Many beginners drive powerboats around with their bows in the air, because they are unaware how the trim function can change the operation of the boat. This is understandable since there isn't really any equivalent in cars or motorcycles. However, a properly trimmed boat is easier and safer to drive for many reasons.

There are a few key points to trimming a boat properly. Once you understand these and get a little practice, you’ll be driving like a pro in no time. A boat needs to be balanced in two directions – fore-and-aft and side-to-side. A smaller boat without trim tabs needs to move people and stuff side-to-side to get that balance proper. Larger boats with trim tabs can use them to straighten side-to-side trim as well as fore-and-aft. Take care to not use too much trim tab to straighten the boat. Using more trim tab than necessary causes more drag on the boat, slowing the boat and wasting fuel.

Fore-and-aft trim is adjusted on smaller boats with the stern drive angle or outboard angle. Typically, the switch controlling this is on the side of the throttle control. The proper fore-and-aft trim for any size boat will change with the conditions. For popping skiers out or “hole shots”, trim the bow down. This will minimize the cavitation (when the prop breaks loose from the water) and keep the bow down for better visibility.

Generally speaking, as the boat comes up on a plane, you will want to trim up the bow for a smoother ride. If the bow is too low in the water it can catch a wave pushing the boat around making it difficult to steer. However, in rough weather you want to do the opposite. You will want the bow down so that the waves are sliced by the sharp part of the bow, not slamming into the flatter part of the boat bottom behind the bow. In very windy conditions, if the bow is too high, wind can get under the boat causing a dangerous loss of control. When you are pulling a skier or tuber, you should keep the bow trimmed lower. This will help keep the boat from losing speed in sharp turns.

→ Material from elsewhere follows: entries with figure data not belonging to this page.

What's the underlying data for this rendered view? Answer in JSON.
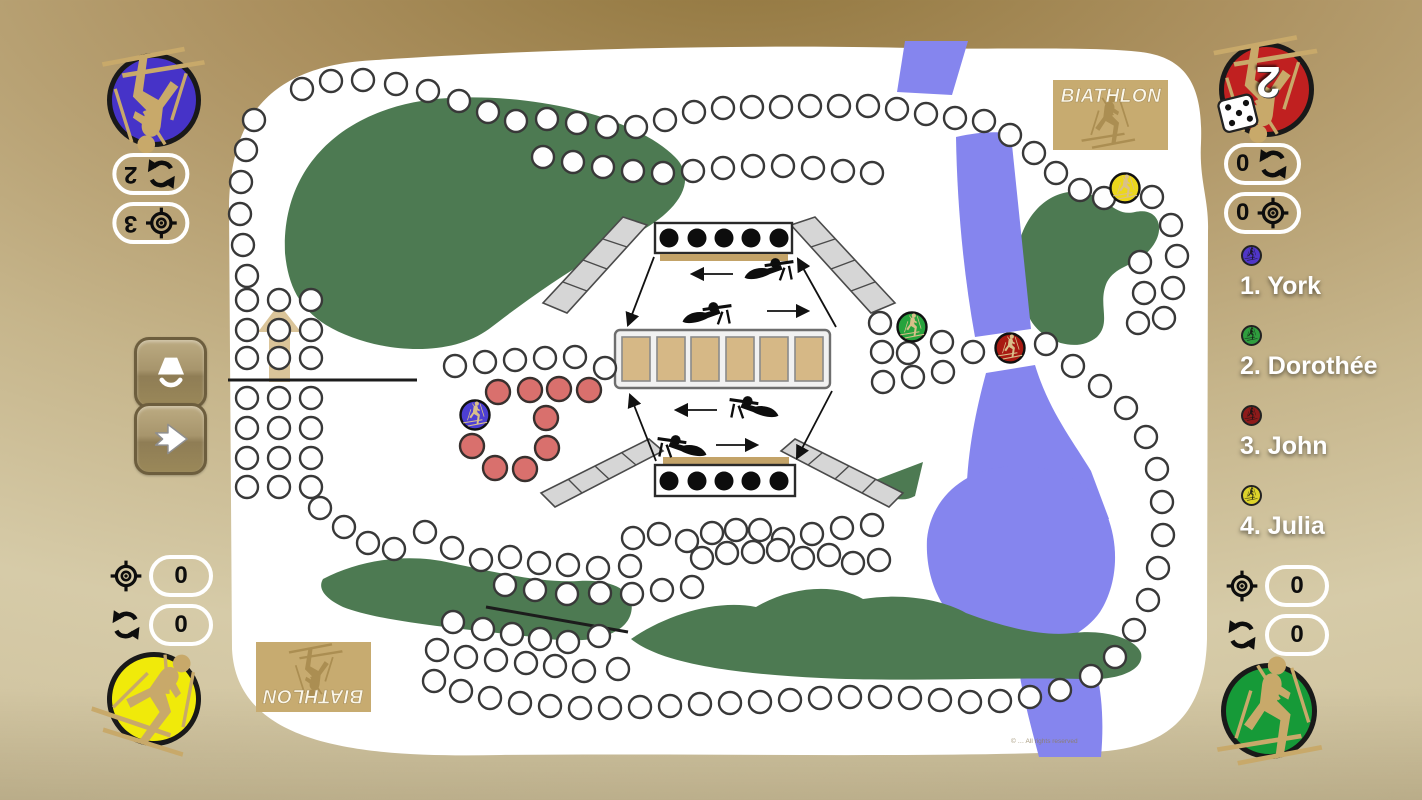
{
  "app": {
    "logo_text": "BIATHLON",
    "copyright": "© … All rights reserved"
  },
  "players": [
    {
      "label": "1. York",
      "color": "#5036c8"
    },
    {
      "label": "2. Dorothée",
      "color": "#2f9e3e"
    },
    {
      "label": "3. John",
      "color": "#8e1a1a"
    },
    {
      "label": "4. Julia",
      "color": "#ddd32a"
    }
  ],
  "corner_panels": {
    "top_left": {
      "player": "York",
      "circle_color": "#4633c8",
      "rows": [
        {
          "icon": "refresh",
          "value": "2"
        },
        {
          "icon": "target",
          "value": "3"
        }
      ]
    },
    "top_right": {
      "player": "John",
      "circle_color": "#c02020",
      "dice_value": "2",
      "rows": [
        {
          "icon": "refresh",
          "value": "0"
        },
        {
          "icon": "target",
          "value": "0"
        }
      ]
    },
    "bottom_left": {
      "player": "Julia",
      "circle_color": "#f0ea0a",
      "rows": [
        {
          "icon": "target",
          "value": "0"
        },
        {
          "icon": "refresh",
          "value": "0"
        }
      ]
    },
    "bottom_right": {
      "player": "Dorothée",
      "circle_color": "#169a38",
      "rows": [
        {
          "icon": "target",
          "value": "0"
        },
        {
          "icon": "refresh",
          "value": "0"
        }
      ]
    }
  },
  "side_buttons": [
    {
      "icon": "lamp"
    },
    {
      "icon": "arrow-right"
    }
  ],
  "board": {
    "range": {
      "targets_per_bank": 5,
      "shooting_mats": 6
    },
    "tokens": [
      {
        "player": "York",
        "color": "#4d3fd4",
        "x": 264,
        "y": 374
      },
      {
        "player": "Dorothée",
        "color": "#27a33d",
        "x": 701,
        "y": 286
      },
      {
        "player": "John",
        "color": "#a81a12",
        "x": 799,
        "y": 307
      },
      {
        "player": "Julia",
        "color": "#ecd71c",
        "x": 914,
        "y": 147
      }
    ],
    "penalty_loop": [
      [
        287,
        351
      ],
      [
        319,
        349
      ],
      [
        348,
        348
      ],
      [
        378,
        349
      ],
      [
        335,
        377
      ],
      [
        336,
        407
      ],
      [
        261,
        405
      ],
      [
        284,
        427
      ],
      [
        314,
        428
      ]
    ],
    "start_grid": {
      "cols": [
        36,
        68,
        100
      ],
      "rows": [
        259,
        289,
        317,
        357,
        387,
        417,
        446
      ]
    },
    "track_segments": [
      [
        [
          91,
          48
        ],
        [
          120,
          40
        ],
        [
          152,
          39
        ],
        [
          185,
          43
        ],
        [
          217,
          50
        ],
        [
          248,
          60
        ],
        [
          277,
          71
        ],
        [
          305,
          80
        ]
      ],
      [
        [
          336,
          78
        ],
        [
          366,
          82
        ],
        [
          396,
          86
        ],
        [
          425,
          86
        ],
        [
          454,
          79
        ],
        [
          483,
          71
        ],
        [
          512,
          67
        ],
        [
          541,
          66
        ],
        [
          570,
          66
        ],
        [
          599,
          65
        ],
        [
          628,
          65
        ],
        [
          657,
          65
        ],
        [
          686,
          68
        ],
        [
          715,
          73
        ],
        [
          744,
          77
        ],
        [
          773,
          80
        ]
      ],
      [
        [
          332,
          116
        ],
        [
          362,
          121
        ],
        [
          392,
          126
        ],
        [
          422,
          130
        ],
        [
          452,
          132
        ],
        [
          482,
          130
        ],
        [
          512,
          127
        ],
        [
          542,
          125
        ],
        [
          572,
          125
        ],
        [
          602,
          127
        ],
        [
          632,
          130
        ],
        [
          661,
          132
        ]
      ],
      [
        [
          799,
          94
        ],
        [
          823,
          112
        ],
        [
          845,
          132
        ],
        [
          869,
          149
        ],
        [
          893,
          157
        ],
        [
          941,
          156
        ],
        [
          960,
          184
        ],
        [
          966,
          215
        ],
        [
          962,
          247
        ],
        [
          953,
          277
        ]
      ],
      [
        [
          929,
          221
        ],
        [
          933,
          252
        ],
        [
          927,
          282
        ]
      ],
      [
        [
          669,
          282
        ],
        [
          671,
          311
        ],
        [
          672,
          341
        ],
        [
          697,
          312
        ],
        [
          702,
          336
        ],
        [
          731,
          301
        ],
        [
          732,
          331
        ],
        [
          762,
          311
        ],
        [
          835,
          303
        ]
      ],
      [
        [
          862,
          325
        ],
        [
          889,
          345
        ],
        [
          915,
          367
        ],
        [
          935,
          396
        ],
        [
          946,
          428
        ],
        [
          951,
          461
        ],
        [
          952,
          494
        ],
        [
          947,
          527
        ],
        [
          937,
          559
        ],
        [
          923,
          589
        ],
        [
          904,
          616
        ],
        [
          880,
          635
        ]
      ],
      [
        [
          849,
          649
        ],
        [
          819,
          656
        ],
        [
          789,
          660
        ],
        [
          759,
          661
        ],
        [
          729,
          659
        ],
        [
          699,
          657
        ],
        [
          669,
          656
        ],
        [
          639,
          656
        ],
        [
          609,
          657
        ],
        [
          579,
          659
        ],
        [
          549,
          661
        ],
        [
          519,
          662
        ],
        [
          489,
          663
        ],
        [
          459,
          665
        ],
        [
          429,
          666
        ],
        [
          399,
          667
        ],
        [
          369,
          667
        ],
        [
          339,
          665
        ],
        [
          309,
          662
        ],
        [
          279,
          657
        ],
        [
          250,
          650
        ],
        [
          223,
          640
        ]
      ],
      [
        [
          214,
          491
        ],
        [
          241,
          507
        ],
        [
          270,
          519
        ],
        [
          299,
          516
        ],
        [
          328,
          522
        ],
        [
          357,
          524
        ],
        [
          387,
          527
        ],
        [
          419,
          525
        ]
      ],
      [
        [
          422,
          497
        ],
        [
          448,
          493
        ],
        [
          476,
          500
        ],
        [
          501,
          492
        ],
        [
          525,
          489
        ],
        [
          549,
          489
        ],
        [
          572,
          498
        ],
        [
          601,
          493
        ],
        [
          631,
          487
        ],
        [
          661,
          484
        ]
      ],
      [
        [
          491,
          517
        ],
        [
          516,
          512
        ],
        [
          542,
          511
        ],
        [
          567,
          509
        ],
        [
          592,
          517
        ],
        [
          618,
          514
        ],
        [
          642,
          522
        ],
        [
          668,
          519
        ]
      ],
      [
        [
          294,
          544
        ],
        [
          324,
          549
        ],
        [
          356,
          553
        ],
        [
          389,
          552
        ],
        [
          421,
          553
        ],
        [
          451,
          549
        ],
        [
          481,
          546
        ]
      ],
      [
        [
          242,
          581
        ],
        [
          272,
          588
        ],
        [
          301,
          593
        ],
        [
          329,
          598
        ],
        [
          357,
          601
        ],
        [
          388,
          595
        ]
      ],
      [
        [
          226,
          609
        ],
        [
          255,
          616
        ],
        [
          285,
          619
        ],
        [
          315,
          622
        ],
        [
          344,
          625
        ],
        [
          373,
          630
        ],
        [
          407,
          628
        ]
      ],
      [
        [
          43,
          79
        ],
        [
          35,
          109
        ],
        [
          30,
          141
        ],
        [
          29,
          173
        ],
        [
          32,
          204
        ],
        [
          36,
          235
        ]
      ],
      [
        [
          244,
          325
        ],
        [
          274,
          321
        ],
        [
          304,
          319
        ],
        [
          334,
          317
        ],
        [
          364,
          316
        ],
        [
          394,
          327
        ]
      ],
      [
        [
          109,
          467
        ],
        [
          133,
          486
        ],
        [
          157,
          502
        ],
        [
          183,
          508
        ]
      ]
    ]
  }
}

As you are learning to trim a boat properly, make small adjustments to the trim so that you get a feel for how much trim is necessary to make a difference. Since all boats react differently to different trim levels and conditions, practice doing maneuvers at different trim levels while you slowly increase your boat speed and repeat them as necessary to get a feel for the boat. It is easy to get a boat out of control with too much speed and poor trim, so please be careful out on the water.